Atashzadeh et al. compared the effects of massage with menthol with that of sweet almond oil on pain intensity among patients with multiple sclerosis (MS).[21] The results of their study suggested that mean pain intensity after the intervention in the two groups had significantly decreased compared to before the intervention; however, this reduction was higher in the menthol group.[21] Topp et al. compared the effect of topical application of menthol and placebo on function and pain in the knee among patients with OA.[22] They reported that menthol decreased pain intensity in these patients during the studied activities compared to placebo.[22] Sundstrup et al. evaluated the impact of the topical application of menthol on pain in slaughterhouse workers with carpal tunnel syndrome (CTS). They reported a 31% reduction in pain due to CTS.[12]
Yosipovitch et al. studied the effects of the topical application of menthol on itchiness, pain, warmth, and the biophysical characteristics of skin. However, the results of their study showed that although menthol is a strong stimulant of the skin compared to alcohol, it was not more effective than alcohol in the reduction of pain and itchiness.[29] This difference with the results of the present study seems to be due to the difference in the concentration of menthol used in the two studies. Vase et al. assessed the effect of menthol on phantom pain among patients who had undergone upper limb amputation with varying pain intensities.[23] They reported an increase in pain intensity among these patients (p = 0.011).[23] The difference between the results of this study and that of the present study may be due to the difference in the type of pain studied (phantom pain vs. musculoskeletal pain).

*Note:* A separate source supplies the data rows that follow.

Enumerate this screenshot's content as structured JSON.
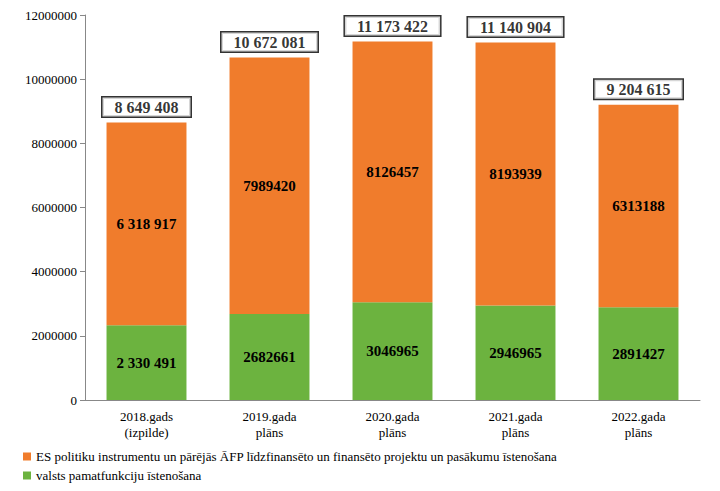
{
  "chart_data": {
    "type": "bar",
    "stacked": true,
    "data_labels": true,
    "grid": false,
    "legend": "bottom",
    "categories": [
      "2018.gads (izpilde)",
      "2019.gada plāns",
      "2020.gada plāns",
      "2021.gada plāns",
      "2022.gada plāns"
    ],
    "ylim": [
      0,
      12000000
    ],
    "yticks": [
      0,
      2000000,
      4000000,
      6000000,
      8000000,
      10000000,
      12000000
    ],
    "series": [
      {
        "name": "valsts pamatfunkciju īstenošana",
        "color": "#6cb33f",
        "values": [
          2330491,
          2682661,
          3046965,
          2946965,
          2891427
        ],
        "value_labels": [
          "2 330 491",
          "2682661",
          "3046965",
          "2946965",
          "2891427"
        ]
      },
      {
        "name": "ES politiku instrumentu un pārējās ĀFP līdzfinansēto un finansēto projektu un pasākumu īstenošana",
        "color": "#f07c2c",
        "values": [
          6318917,
          7989420,
          8126457,
          8193939,
          6313188
        ],
        "value_labels": [
          "6 318 917",
          "7989420",
          "8126457",
          "8193939",
          "6313188"
        ]
      }
    ],
    "totals": [
      8649408,
      10672081,
      11173422,
      11140904,
      9204615
    ],
    "total_labels": [
      "8 649 408",
      "10 672 081",
      "11 173 422",
      "11 140 904",
      "9 204 615"
    ]
  }
}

Menthol reduces pain through the stimulation of the TRPM8, blocking of calcium channels of nerves, inhibition of voltage-gated sodium channels in the dorsal horn, dilation of blood vessels, and increasing of local blood flow. Lack of transmission of pain signals is a factor which causes the reduction in pain after the application of menthol and is approved by the results of the present study.
The limitations of the present study were the lack of direct supervision of the researcher on all stages of data collection and the short duration of the intervention due the limited time allocated to the thesis. Therefore, it is recommended that in future studies the intervention be performed for a longer period of time.
Conclusion
The prevalence and intensity of pain, especially musculoskeletal pain, is high among patients undergoing hemodialysis, and they also have a high rate of medication intake as a substitute for the loss of functioning of the kidney. Thus, relieving pain with the use of medication and methods with fewer side effects and complications is essential among these patients. Hence, the present study was conducted in this regard and showed that the topical use of menthol and rosemary reduces musculoskeletal pain intensity in the legs among patients undergoing hemodialysis.
Financial support and sponsorship
Isfahan University of Medical Sciences.
Conflicts of interest
There are no conflicts of interest.
Acknowledgement
This article was derived from the master thesis with project number 394968, Isfahan University of Medical Sciences, Isfahan, Iran. The authors thank the managers and patients participating in the study. We appreciate the Clinical Research Development Center of Khorshid, Amin, and Emam Khomeini Falavarjan hospitals.